Even if the relation between spatially variable soil properties and spreading or irregular distribution of entrapped NAPLs is well established , few numerical studies applied multiphase models to heterogeneous porous formations. These studies revealed the fundamental influence of spatial variability of the medium properties, such as conductivity, porosity and capillary pressure saturation on fate of immiscible flow path and organic pollutant spreading; the authors observed an increased DNAPL spreading into the aquifer as the heterogeneity of the medium was more relevant. This trend was also detected both at field and laboratory scale with experimental tests conducted in order to investigate the influence of aquifer heterogeneities on the movement and subsequent distribution of immiscible contaminant after a spill. However it is very difficult to experimentally simulate the shape of strata and lenses that are usually much more irregular; some approaches are laboratory models where sloping and irregularly shaped soil layers represent barriers to DNAPL migration or laboratory tests [4,5] where simplified analogues of random field-site sedimentary structure are characterized by an approximated log-normal distribution of the conductivity field with assigned statistical properties.

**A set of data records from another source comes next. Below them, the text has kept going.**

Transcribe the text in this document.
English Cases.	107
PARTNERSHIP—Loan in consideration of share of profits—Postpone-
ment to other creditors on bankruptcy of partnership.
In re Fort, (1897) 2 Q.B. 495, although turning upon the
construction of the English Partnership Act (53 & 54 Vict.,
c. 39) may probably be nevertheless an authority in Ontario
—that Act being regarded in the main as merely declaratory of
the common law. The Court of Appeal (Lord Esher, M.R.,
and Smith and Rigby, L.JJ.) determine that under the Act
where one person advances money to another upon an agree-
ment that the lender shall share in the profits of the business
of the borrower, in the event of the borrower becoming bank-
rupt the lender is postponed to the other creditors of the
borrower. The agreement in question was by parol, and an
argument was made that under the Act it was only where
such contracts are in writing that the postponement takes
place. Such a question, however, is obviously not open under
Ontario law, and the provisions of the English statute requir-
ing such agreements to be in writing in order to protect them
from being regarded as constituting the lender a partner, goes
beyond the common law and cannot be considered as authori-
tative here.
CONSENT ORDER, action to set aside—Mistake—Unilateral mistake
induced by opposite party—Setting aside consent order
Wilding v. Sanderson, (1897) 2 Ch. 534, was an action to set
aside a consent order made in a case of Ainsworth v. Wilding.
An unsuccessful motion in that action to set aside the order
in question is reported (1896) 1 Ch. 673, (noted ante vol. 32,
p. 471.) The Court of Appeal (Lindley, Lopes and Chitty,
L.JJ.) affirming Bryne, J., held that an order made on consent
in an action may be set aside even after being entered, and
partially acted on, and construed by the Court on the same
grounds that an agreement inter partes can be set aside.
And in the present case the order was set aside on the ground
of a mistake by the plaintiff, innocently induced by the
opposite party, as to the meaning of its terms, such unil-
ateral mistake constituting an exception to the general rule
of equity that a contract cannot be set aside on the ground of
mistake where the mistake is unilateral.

It has been observed that in granular aquifers the soil properties distribution is related to lithofacies distribution and most of the variability comes from the contrast between different facies instead of inside the lithofacies itself. The properties contrast between facies could be also of several orders of magnitude, i.e. clay inclusions embedded in a sandy aquifer. Aquifers with these properties have been recognized at a site located in the neighborhood of Milan (Italy). We studied and characterized the site (Research project founded by Italian Ministry of Research and University) by both laboratory experimental models [6,7] and numerical simulation. Experiments performed on one realization of the stochastic process representing the soil properties variability of the aquifer, provided a reliable data source with which the results obtained through the stochastic approach were compared.